Even the “lowest information voters at this point are going to see through this ridiculous joke and pathetic attempt to garner votes,” she said.
Gina Loudon, co-author of “What Women Really Want,” said of Wasserman Schultz.
“Democrats in D.C. view women as just another group of useful idiots.”
Her wording “proves beyond a doubt that she thinks the average American woman is stupid,” Loudon said. And it will drive woman away, she said.
“Keep it up, Debbie Wasserman Schulz,” she said.
Ann-Marie Murrell, the third co-author of “What Women Really Want,” said, “Instead of standing for strong, independent women, feminists (like Debbie) are acting like cavewomen waiting for cavemen to bonk them on the heads and drag them by the hair into the caves.”
Furthermore, she said, women like Schultz are “nothing more than dependent sexual beings waiting for big daddy government to give them all of their sexual freebies.”
Wisconsin Republican Lt. Gov. Rebecca Kleefisch was shocked by Wasserman Schultz, saying, “I think the remarks were absolutely hideous and the motive behind them was despicable.”
And Stephanie Wilson, who is Democratic Wisconsin gubernatorial candidate Mary Burke’s press secretary, implied that the Schulz’s statements crossed the line: “That’s not the type of language that Mary Burke would use, or has used, to point out the clear differences in this contest.”
Murrell is the original PolitiChick anchor and is the national director/editor-in-chief of PolitiChicks.tv, which was nominated at CPAC 2013 as the “People’s Choice Blogger of the Year.”
Loudon is the host of Smart Life with Dr. Gina on MoneyBizLife Network.

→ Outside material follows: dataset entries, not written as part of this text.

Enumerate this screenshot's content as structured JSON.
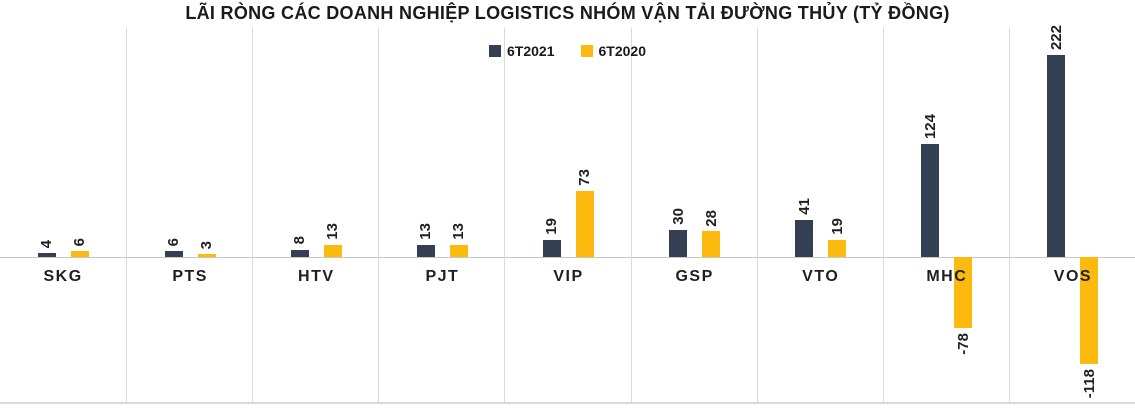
{
  "chart_data": {
    "type": "bar",
    "title": "LÃI RÒNG CÁC DOANH NGHIỆP LOGISTICS NHÓM VẬN TẢI ĐƯỜNG THỦY (TỶ ĐỒNG)",
    "categories": [
      "SKG",
      "PTS",
      "HTV",
      "PJT",
      "VIP",
      "GSP",
      "VTO",
      "MHC",
      "VOS"
    ],
    "series": [
      {
        "name": "6T2021",
        "color": "#333F52",
        "values": [
          4,
          6,
          8,
          13,
          19,
          30,
          41,
          124,
          222
        ]
      },
      {
        "name": "6T2020",
        "color": "#FBBA0D",
        "values": [
          6,
          3,
          13,
          13,
          73,
          28,
          19,
          -78,
          -118
        ]
      }
    ],
    "ylim": [
      -160,
      252
    ],
    "baseline_value": 0,
    "grid": "vertical light-gray separators between categories",
    "legend_position": "top-center",
    "value_labels": "rotated 90 degrees, bold, at bar ends"
  },
  "colors": {
    "series_6t2021": "#333F52",
    "series_6t2020": "#FBBA0D",
    "gridline": "#D9D9D9",
    "axis_line": "#C6C6C6",
    "text": "#1A1A1A",
    "background": "#FFFFFF"
  }
}
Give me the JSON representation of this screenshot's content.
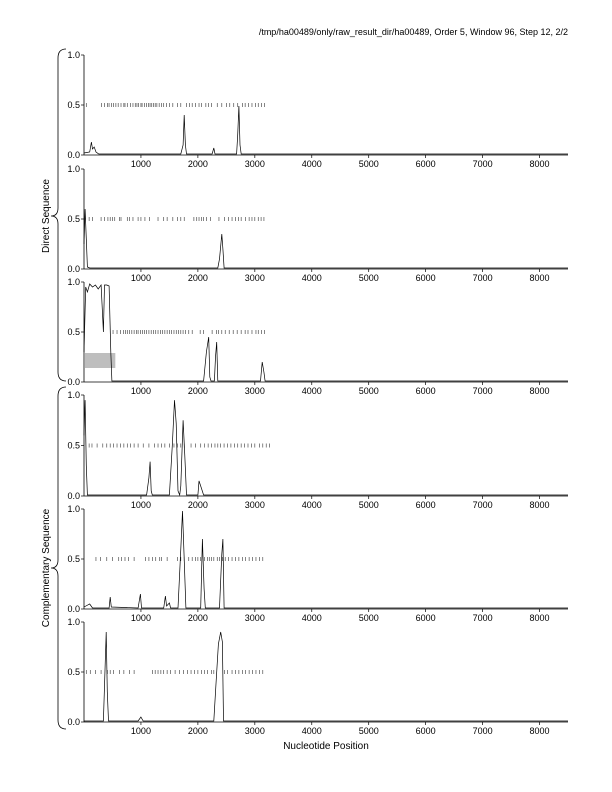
{
  "header": {
    "title": "/tmp/ha00489/only/raw_result_dir/ha00489, Order 5, Window 96, Step 12, 2/2"
  },
  "chart_data": {
    "type": "line",
    "xlabel": "Nucleotide Position",
    "xlim": [
      0,
      8500
    ],
    "ylim": [
      0,
      1.0
    ],
    "x_ticks": [
      1000,
      2000,
      3000,
      4000,
      5000,
      6000,
      7000,
      8000
    ],
    "y_ticks": [
      "0.0",
      "0.5",
      "1.0"
    ],
    "group_labels": [
      "Direct Sequence",
      "Complementary Sequence"
    ],
    "panels": [
      {
        "frame": "direct-1",
        "trace": [
          [
            0,
            0.02
          ],
          [
            100,
            0.03
          ],
          [
            130,
            0.13
          ],
          [
            150,
            0.06
          ],
          [
            180,
            0.08
          ],
          [
            210,
            0.03
          ],
          [
            260,
            0.01
          ],
          [
            600,
            0.01
          ],
          [
            1700,
            0.01
          ],
          [
            1740,
            0.1
          ],
          [
            1760,
            0.4
          ],
          [
            1780,
            0.1
          ],
          [
            1800,
            0.01
          ],
          [
            2250,
            0.01
          ],
          [
            2280,
            0.07
          ],
          [
            2300,
            0.01
          ],
          [
            2680,
            0.01
          ],
          [
            2700,
            0.2
          ],
          [
            2720,
            0.49
          ],
          [
            2740,
            0.1
          ],
          [
            2760,
            0.01
          ],
          [
            8500,
            0.01
          ]
        ],
        "orf_marks": [
          40,
          310,
          360,
          410,
          440,
          480,
          520,
          560,
          600,
          650,
          700,
          720,
          760,
          820,
          860,
          900,
          930,
          960,
          1000,
          1020,
          1060,
          1100,
          1130,
          1160,
          1190,
          1220,
          1250,
          1280,
          1320,
          1360,
          1400,
          1450,
          1500,
          1560,
          1640,
          1700,
          1800,
          1850,
          1900,
          1960,
          2020,
          2060,
          2140,
          2190,
          2240,
          2340,
          2420,
          2500,
          2560,
          2630,
          2700,
          2780,
          2830,
          2890,
          2950,
          3010,
          3060,
          3120,
          3170
        ]
      },
      {
        "frame": "direct-2",
        "trace": [
          [
            0,
            0.25
          ],
          [
            20,
            0.6
          ],
          [
            40,
            0.3
          ],
          [
            60,
            0.02
          ],
          [
            100,
            0.01
          ],
          [
            2350,
            0.01
          ],
          [
            2380,
            0.1
          ],
          [
            2420,
            0.35
          ],
          [
            2440,
            0.2
          ],
          [
            2460,
            0.01
          ],
          [
            8500,
            0.01
          ]
        ],
        "orf_marks": [
          90,
          150,
          300,
          360,
          420,
          460,
          500,
          540,
          620,
          650,
          760,
          800,
          860,
          950,
          1000,
          1070,
          1150,
          1300,
          1400,
          1460,
          1560,
          1640,
          1700,
          1760,
          1930,
          1980,
          2020,
          2060,
          2100,
          2150,
          2220,
          2370,
          2470,
          2540,
          2600,
          2660,
          2710,
          2760,
          2840,
          2900,
          2950,
          3000,
          3060,
          3110,
          3160
        ]
      },
      {
        "frame": "direct-3",
        "trace": [
          [
            0,
            0.3
          ],
          [
            30,
            0.95
          ],
          [
            60,
            0.9
          ],
          [
            100,
            0.98
          ],
          [
            150,
            0.95
          ],
          [
            200,
            0.97
          ],
          [
            250,
            0.93
          ],
          [
            300,
            0.97
          ],
          [
            340,
            0.5
          ],
          [
            360,
            0.97
          ],
          [
            400,
            0.97
          ],
          [
            440,
            0.96
          ],
          [
            470,
            0.3
          ],
          [
            490,
            0.01
          ],
          [
            2100,
            0.01
          ],
          [
            2150,
            0.3
          ],
          [
            2190,
            0.45
          ],
          [
            2210,
            0.05
          ],
          [
            2230,
            0.01
          ],
          [
            2290,
            0.01
          ],
          [
            2310,
            0.25
          ],
          [
            2330,
            0.4
          ],
          [
            2350,
            0.01
          ],
          [
            3100,
            0.01
          ],
          [
            3130,
            0.2
          ],
          [
            3160,
            0.1
          ],
          [
            3180,
            0.01
          ],
          [
            8500,
            0.01
          ]
        ],
        "orf_marks": [
          510,
          580,
          640,
          690,
          730,
          760,
          800,
          840,
          880,
          920,
          950,
          990,
          1030,
          1060,
          1100,
          1140,
          1180,
          1220,
          1260,
          1300,
          1340,
          1380,
          1420,
          1460,
          1500,
          1540,
          1580,
          1620,
          1660,
          1700,
          1740,
          1780,
          1840,
          1900,
          2040,
          2100,
          2250,
          2330,
          2360,
          2420,
          2480,
          2550,
          2620,
          2690,
          2760,
          2830,
          2880,
          2950,
          3020,
          3060,
          3120,
          3170
        ],
        "shaded_region": {
          "x": [
            0,
            550
          ],
          "y": [
            0.14,
            0.29
          ],
          "color": "#bebebe"
        }
      },
      {
        "frame": "complementary-1",
        "trace": [
          [
            0,
            0.6
          ],
          [
            20,
            0.95
          ],
          [
            40,
            0.3
          ],
          [
            60,
            0.01
          ],
          [
            1100,
            0.01
          ],
          [
            1140,
            0.18
          ],
          [
            1160,
            0.34
          ],
          [
            1180,
            0.05
          ],
          [
            1200,
            0.01
          ],
          [
            1500,
            0.01
          ],
          [
            1550,
            0.5
          ],
          [
            1590,
            0.95
          ],
          [
            1620,
            0.72
          ],
          [
            1650,
            0.05
          ],
          [
            1680,
            0.01
          ],
          [
            1700,
            0.1
          ],
          [
            1740,
            0.75
          ],
          [
            1770,
            0.4
          ],
          [
            1800,
            0.01
          ],
          [
            2000,
            0.01
          ],
          [
            2020,
            0.15
          ],
          [
            2060,
            0.08
          ],
          [
            2100,
            0.01
          ],
          [
            8500,
            0.01
          ]
        ],
        "orf_marks": [
          90,
          140,
          230,
          330,
          400,
          460,
          520,
          580,
          640,
          700,
          760,
          820,
          880,
          950,
          1040,
          1140,
          1240,
          1300,
          1360,
          1420,
          1500,
          1580,
          1640,
          1700,
          1760,
          1880,
          1960,
          2050,
          2120,
          2180,
          2240,
          2300,
          2350,
          2400,
          2460,
          2520,
          2580,
          2640,
          2700,
          2760,
          2820,
          2880,
          2940,
          3000,
          3080,
          3140,
          3200,
          3260
        ]
      },
      {
        "frame": "complementary-2",
        "trace": [
          [
            0,
            0.02
          ],
          [
            100,
            0.05
          ],
          [
            150,
            0.01
          ],
          [
            440,
            0.01
          ],
          [
            460,
            0.12
          ],
          [
            480,
            0.02
          ],
          [
            950,
            0.01
          ],
          [
            990,
            0.15
          ],
          [
            1010,
            0.01
          ],
          [
            1400,
            0.01
          ],
          [
            1430,
            0.13
          ],
          [
            1450,
            0.03
          ],
          [
            1500,
            0.06
          ],
          [
            1520,
            0.01
          ],
          [
            1650,
            0.01
          ],
          [
            1700,
            0.6
          ],
          [
            1730,
            0.98
          ],
          [
            1760,
            0.5
          ],
          [
            1790,
            0.01
          ],
          [
            2050,
            0.01
          ],
          [
            2080,
            0.7
          ],
          [
            2110,
            0.2
          ],
          [
            2130,
            0.01
          ],
          [
            2380,
            0.01
          ],
          [
            2420,
            0.55
          ],
          [
            2440,
            0.7
          ],
          [
            2460,
            0.01
          ],
          [
            8500,
            0.01
          ]
        ],
        "orf_marks": [
          210,
          290,
          400,
          500,
          610,
          660,
          720,
          780,
          880,
          1080,
          1140,
          1200,
          1260,
          1330,
          1360,
          1460,
          1640,
          1700,
          1760,
          1840,
          1900,
          1960,
          2000,
          2050,
          2120,
          2170,
          2200,
          2240,
          2280,
          2340,
          2380,
          2430,
          2480,
          2540,
          2600,
          2660,
          2720,
          2780,
          2840,
          2900,
          2960,
          3020,
          3080,
          3140
        ]
      },
      {
        "frame": "complementary-3",
        "trace": [
          [
            0,
            0.01
          ],
          [
            340,
            0.01
          ],
          [
            370,
            0.55
          ],
          [
            390,
            0.9
          ],
          [
            410,
            0.3
          ],
          [
            430,
            0.01
          ],
          [
            950,
            0.01
          ],
          [
            1000,
            0.05
          ],
          [
            1040,
            0.01
          ],
          [
            2280,
            0.01
          ],
          [
            2320,
            0.4
          ],
          [
            2360,
            0.78
          ],
          [
            2400,
            0.9
          ],
          [
            2430,
            0.8
          ],
          [
            2450,
            0.01
          ],
          [
            8500,
            0.01
          ]
        ],
        "orf_marks": [
          40,
          110,
          200,
          300,
          410,
          460,
          520,
          620,
          700,
          800,
          880,
          1200,
          1250,
          1300,
          1350,
          1400,
          1460,
          1520,
          1600,
          1680,
          1750,
          1820,
          1880,
          1940,
          2000,
          2060,
          2120,
          2170,
          2240,
          2280,
          2470,
          2520,
          2600,
          2660,
          2720,
          2780,
          2840,
          2900,
          2960,
          3020,
          3080,
          3140
        ]
      }
    ]
  }
}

She appears frequently on Fox News and Fox Business Networks and has appeared multiple times on Comedy Central’s Daily Show with Jon Stewart. She is a columnist for WND.
Brittany has been an actress for almost her entire life. She has worked with such legendary stars as Rosalind Russell, Natalie Wood, Lucille Ball, Bob Hope and Henry Fonda, to name a few. She has been directed by some of Hollywood’s most prestigious directors like Alfred Hitchcock, Mervyn LeRoy, John Schlessinger, and Mark Rydell.
She’s probably best known for her role as Katherine Wentworth, the sister of Pam Ewing on “Dallas.”
WND also reported when the chief of the nation’s largest public policy women’s group, with 500,000 participating members, said Wasserman Schultz was out of line.
“It’s a black eye for women leaders. It is a step back for women,” Penny Nance, the head of Concerned Women for America, told WND in a telephone interview just a day after Wasserman Schultz leveled her accusations.
Nance said a follow-up statement from Wasserman Schultz would be appropriate.
“Debbie Wasserman Schultz owes an apology to all victims of abuse. It is degrading and outrageous to make false personal accusations rather than discuss real and complicated issues of economic policy,” she said.